The Camino de Santiago, Europe’s most popular pilgrimage route, attracts 250,000 pilgrims annually, up from just a few thousand during the 1970s.

A resurgence is also being witnessed across Scotland with six major pilgrimage routes under development, while holy places have seen a 14 per cent rise in visitor numbers since 2013.

Now after centuries of hostility towards pilgrimages, Kirk leaders are set to embrace the religious excursion as part of moves boost the cause of Christianity.

This year the General Assembly of the Church of Scotland will be asked to vote on the practice and affirm its place.

During the Middle Ages when pilgrimage was practised across Europe, Scotland’s holy places such as St Andrews and Iona became significant sites of worship.

However, during the Reformation, devotees rebelled against abuses such as selling relics of sacred objects like pieces of saints clothing, locks of hair or bones.

Reformers discouraged pilgrimages, viewing them as superstitious, and they fell out of favour across Europe for a time. However, they never quite fell away.

John Bunyan’s Pilgrim’s Progress, for example, viewed pilgrimage as a metaphor for the challenges we face on our pathway through life.

Speaking about the vote to reverse centuries of opposition to the practice, Rev Dr Richard Frazer, convener of the Kirk’s Church and Society Council, said: “What those who frowned on pilgrimage missed is that the most important part of pilgrimage is not the destination but the journey. It is on the journey that we meet others and find Christ in the stranger.
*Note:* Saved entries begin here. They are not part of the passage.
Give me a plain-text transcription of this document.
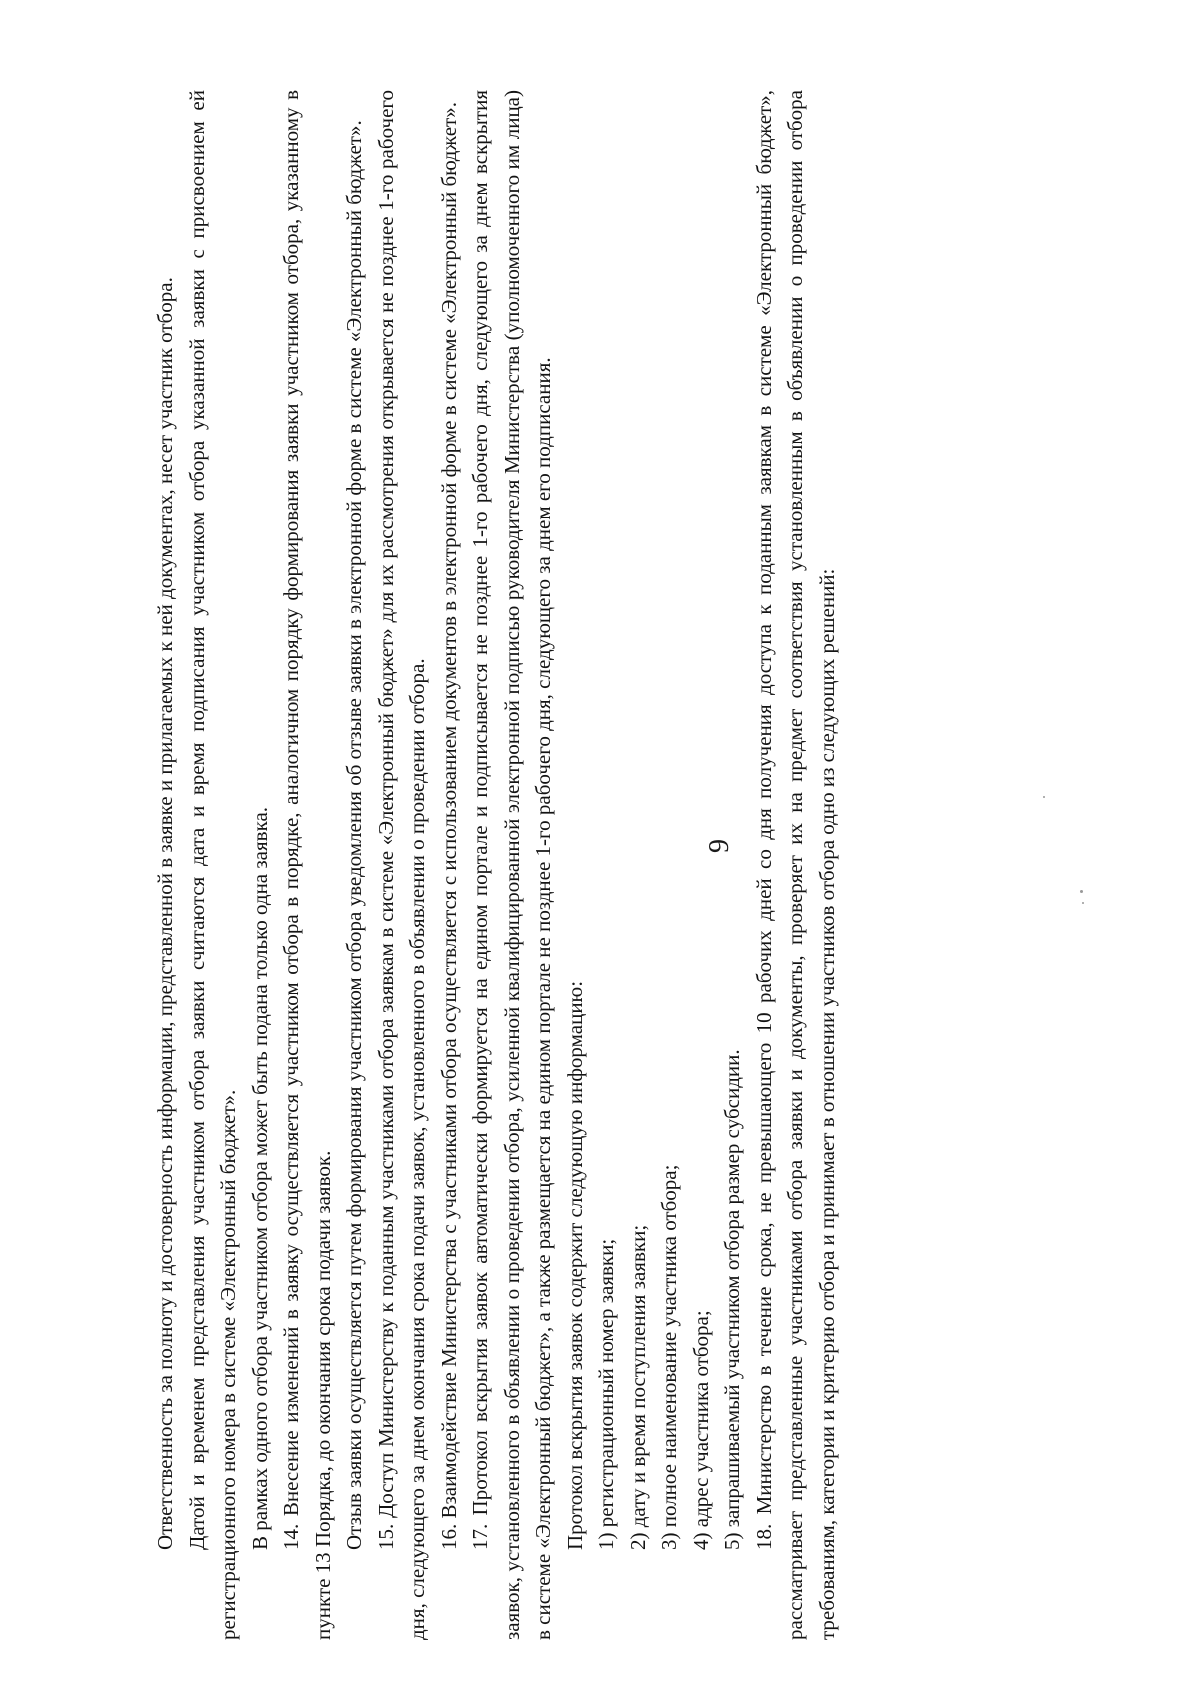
9

Ответственность за полноту и достоверность информации, представленной в заявке и прилагаемых к ней документах, несет участник отбора. Датой и временем представления участником отбора заявки считаются дата и время подписания участником отбора указанной заявки с присвоением ей регистрационного номера в системе «Электронный бюджет». В рамках одного отбора участником отбора может быть подана только одна заявка. 14. Внесение изменений в заявку осуществляется участником отбора в порядке, аналогичном порядку формирования заявки участником отбора, указанному в пункте 13 Порядка, до окончания срока подачи заявок. Отзыв заявки осуществляется путем формирования участником отбора уведомления об отзыве заявки в электронной форме в системе «Электронный бюджет». 15. Доступ Министерству к поданным участниками отбора заявкам в системе «Электронный бюджет» для их рассмотрения открывается не позднее 1-го рабочего дня, следующего за днем окончания срока подачи заявок, установленного в объявлении о проведении отбора. 16. Взаимодействие Министерства с участниками отбора осуществляется с использованием документов в электронной форме в системе «Электронный бюджет». 17. Протокол вскрытия заявок автоматически формируется на едином портале и подписывается не позднее 1-го рабочего дня, следующего за днем вскрытия заявок, установленного в объявлении о проведении отбора, усиленной квалифицированной электронной подписью руководителя Министерства (уполномоченного им лица) в системе «Электронный бюджет», а также размещается на едином портале не позднее 1-го рабочего дня, следующего за днем его подписания. Протокол вскрытия заявок содержит следующую информацию: 1) регистрационный номер заявки; 2) дату и время поступления заявки; 3) полное наименование участника отбора; 4) адрес участника отбора; 5) запрашиваемый участником отбора размер субсидии. 18. Министерство в течение срока, не превышающего 10 рабочих дней со дня получения доступа к поданным заявкам в системе «Электронный бюджет», рассматривает представленные участниками отбора заявки и документы, проверяет их на предмет соответствия установленным в объявлении о проведении отбора требованиям, категории и критерию отбора и принимает в отношении участников отбора одно из следующих решений:
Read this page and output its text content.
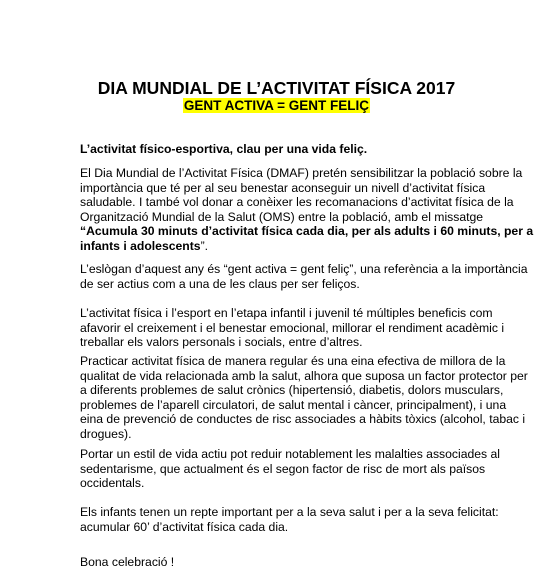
DIA MUNDIAL DE L’ACTIVITAT FÍSICA 2017
GENT ACTIVA = GENT FELIÇ
L’activitat físico-esportiva, clau per una vida feliç.
El Dia Mundial de l’Activitat Física (DMAF) pretén sensibilitzar la població sobre la
importància que té per al seu benestar aconseguir un nivell d’activitat física
saludable. I també vol donar a conèixer les recomanacions d’activitat física de la
Organització Mundial de la Salut (OMS) entre la població, amb el missatge
“Acumula 30 minuts d’activitat física cada dia, per als adults i 60 minuts, per a
infants i adolescents”.
L’eslògan d’aquest any és “gent activa = gent feliç”, una referència a la importància
de ser actius com a una de les claus per ser feliços.
L’activitat física i l’esport en l’etapa infantil i juvenil té múltiples beneficis com
afavorir el creixement i el benestar emocional, millorar el rendiment acadèmic i
treballar els valors personals i socials, entre d’altres.
Practicar activitat física de manera regular és una eina efectiva de millora de la
qualitat de vida relacionada amb la salut, alhora que suposa un factor protector per
a diferents problemes de salut crònics (hipertensió, diabetis, dolors musculars,
problemes de l’aparell circulatori, de salut mental i càncer, principalment), i una
eina de prevenció de conductes de risc associades a hàbits tòxics (alcohol, tabac i
drogues).
Portar un estil de vida actiu pot reduir notablement les malalties associades al
sedentarisme, que actualment és el segon factor de risc de mort als països
occidentals.
Els infants tenen un repte important per a la seva salut i per a la seva felicitat:
acumular 60’ d’activitat física cada dia.
Bona celebració !
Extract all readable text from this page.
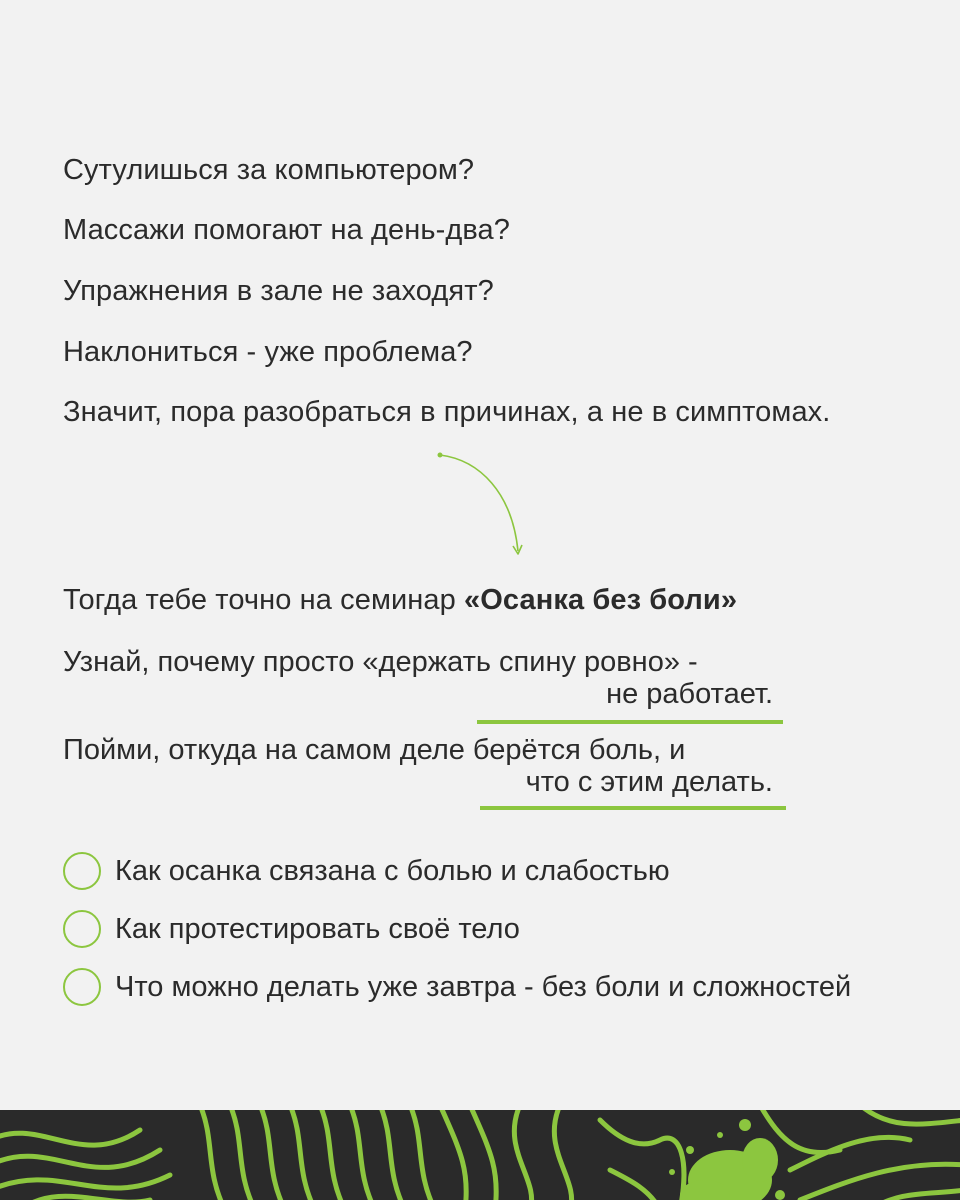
Сутулишься за компьютером?
Массажи помогают на день-два?
Упражнения в зале не заходят?
Наклониться - уже проблема?
Значит, пора разобраться в причинах, а не в симптомах.
Тогда тебе точно на семинар «Осанка без боли»
Узнай, почему просто «держать спину ровно» -
не работает.
Пойми, откуда на самом деле берётся боль, и
что с этим делать.
Как осанка связана с болью и слабостью
Как протестировать своё тело
Что можно делать уже завтра - без боли и сложностей
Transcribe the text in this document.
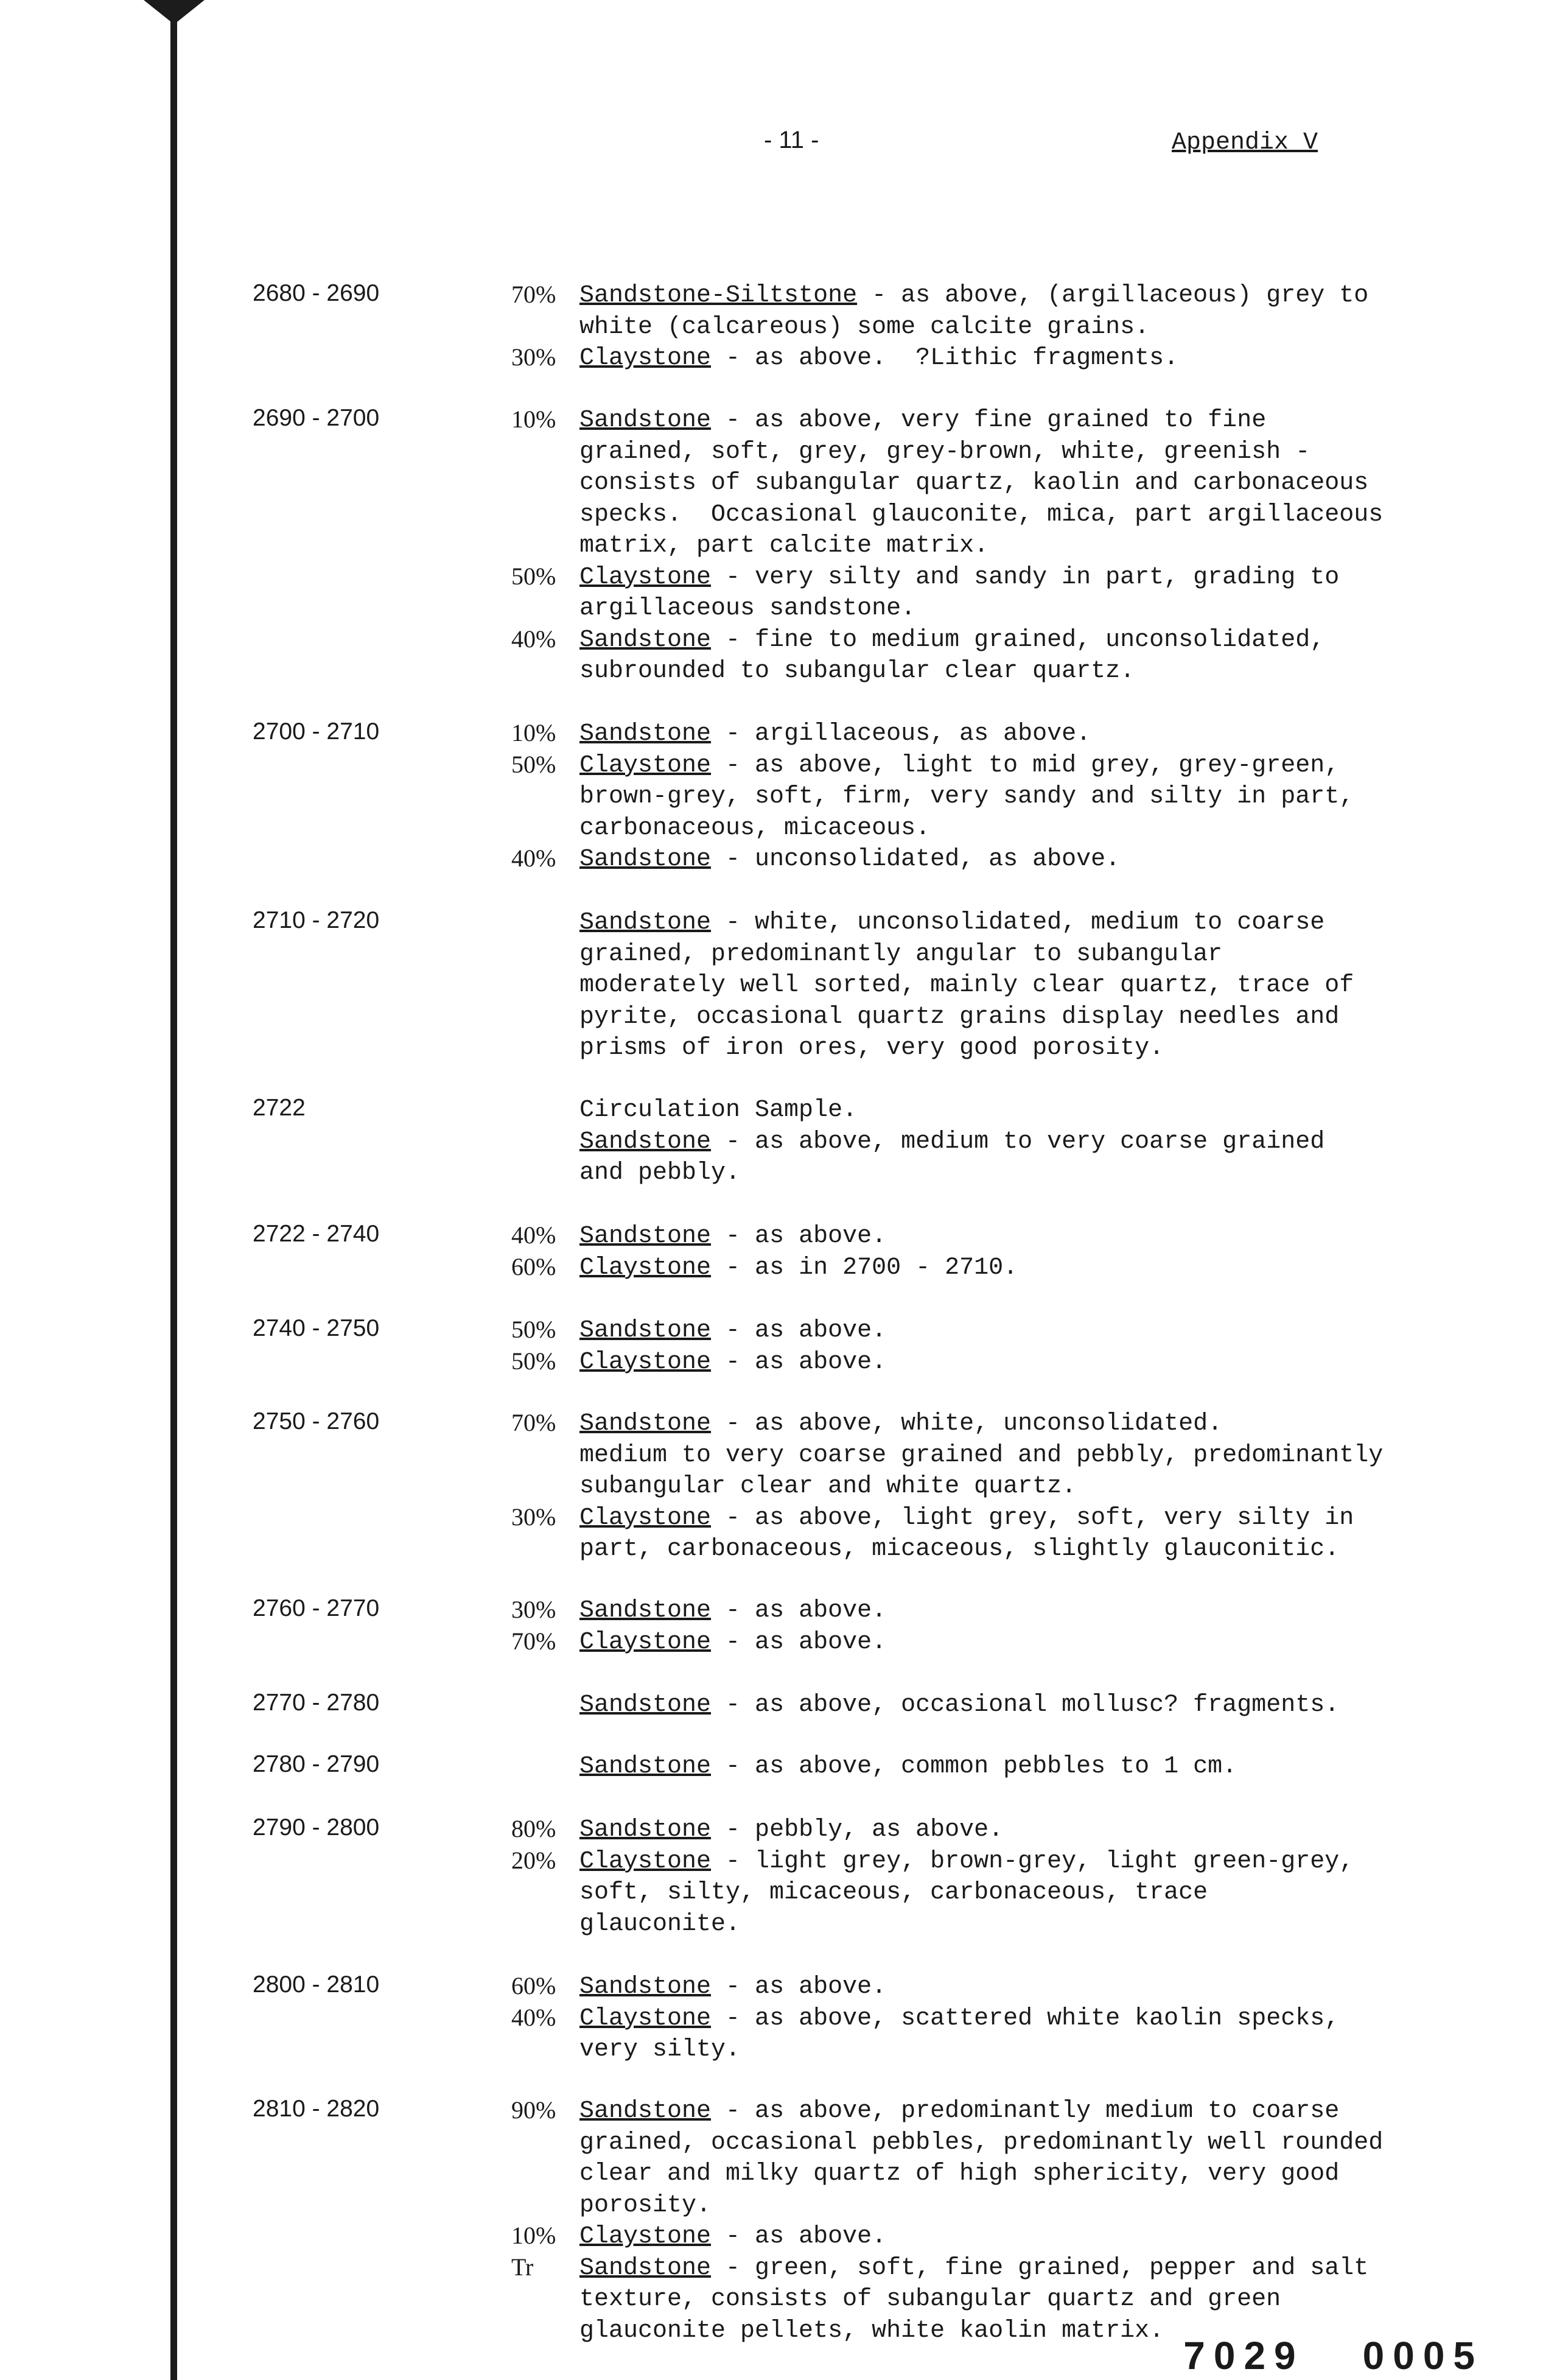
- 11 -	Appendix V
2680 - 2690	70% Sandstone-Siltstone - as above, (argillaceous) grey to
white (calcareous) some calcite grains.
30% Claystone - as above.  ?Lithic fragments.
2690 - 2700	10% Sandstone - as above, very fine grained to fine
grained, soft, grey, grey-brown, white, greenish -
consists of subangular quartz, kaolin and carbonaceous
specks.  Occasional glauconite, mica, part argillaceous
matrix, part calcite matrix.
50% Claystone - very silty and sandy in part, grading to
argillaceous sandstone.
40% Sandstone - fine to medium grained, unconsolidated,
subrounded to subangular clear quartz.
2700 - 2710	10% Sandstone - argillaceous, as above.
50% Claystone - as above, light to mid grey, grey-green,
brown-grey, soft, firm, very sandy and silty in part,
carbonaceous, micaceous.
40% Sandstone - unconsolidated, as above.
2710 - 2720	Sandstone - white, unconsolidated, medium to coarse
grained, predominantly angular to subangular
moderately well sorted, mainly clear quartz, trace of
pyrite, occasional quartz grains display needles and
prisms of iron ores, very good porosity.
2722	Circulation Sample.
Sandstone - as above, medium to very coarse grained
and pebbly.
2722 - 2740	40% Sandstone - as above.
60% Claystone - as in 2700 - 2710.
2740 - 2750	50% Sandstone - as above.
50% Claystone - as above.
2750 - 2760	70% Sandstone - as above, white, unconsolidated.
medium to very coarse grained and pebbly, predominantly
subangular clear and white quartz.
30% Claystone - as above, light grey, soft, very silty in
part, carbonaceous, micaceous, slightly glauconitic.
2760 - 2770	30% Sandstone - as above.
70% Claystone - as above.
2770 - 2780	Sandstone - as above, occasional mollusc? fragments.
2780 - 2790	Sandstone - as above, common pebbles to 1 cm.
2790 - 2800	80% Sandstone - pebbly, as above.
20% Claystone - light grey, brown-grey, light green-grey,
soft, silty, micaceous, carbonaceous, trace
glauconite.
2800 - 2810	60% Sandstone - as above.
40% Claystone - as above, scattered white kaolin specks,
very silty.
2810 - 2820	90% Sandstone - as above, predominantly medium to coarse
grained, occasional pebbles, predominantly well rounded
clear and milky quartz of high sphericity, very good
porosity.
10% Claystone - as above.
Tr Sandstone - green, soft, fine grained, pepper and salt
texture, consists of subangular quartz and green
glauconite pellets, white kaolin matrix.
7029 0005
It’s unfortunate that in reforming some wrongful practices, we may have neglected a way to worship that is meaningful to so many.”

A report on pilgrimage is to be presented to the General Assembly this summer, from which a deliverance will be voted on “to affirm the place of pilgrimage within the life of the Church.”

Dr Frazer said: “Worship comes in many forms and pilgrimage is one of them. The habits of Sunday morning services, as noble and as good as they are, do not necessarily reach people who have a profound spiritual hunger, but have never developed those habits.

“People who walk the Camino may not be conventionally religious, but very few who reach Santiago de Compostella would deny the journey there was a spiritual experience. In a time when the Church is looking for new ways to touch the hearts of all people, pilgrimage is a very powerful tool.”

In the first centuries AD Jerusalem and other Biblical sites quickly became a destination for early Christians. Known as the People of the Way, those first Christians were instructed to journey so that they might spread the good news. Over centuries the missionary saints became legends.

Saints and their exploits became associated with special places: St Columba and Iona; St Ninian and Whithorn; St Cuthbert and Lindisfarne; St Magnus and Orkney; St Mungo and Glasgow; St Andrew and St Andrews.

Last month the National Lottery announced new funding of £399,000 to develop the Fife Pilgrims way, a 70-mile route that will travel from Culross and South Queensferry to St Andrews. And on Easter Sunday – the 900th anniversary of St Magnus’s death – a pilgrimage route in his honour will be launched in Orkney.

Rev David McNeish, minister for Birsay, Harray and Sandwick in Orkney, says the St Magnus Way came about after a small group of people from different churches came together to discuss a pilgrimage route on the island.

“After St Magnus’s martyrdom on the island of Egilsay his body was brought to Birsay on the mainland. Then 20 years later, when the seat of power moved to Kirkwall, his bones were taken there. So there was a journey Magnus himself took after his death, as well as evidence of people making pilgrimage to Orkney in the Middle Ages.”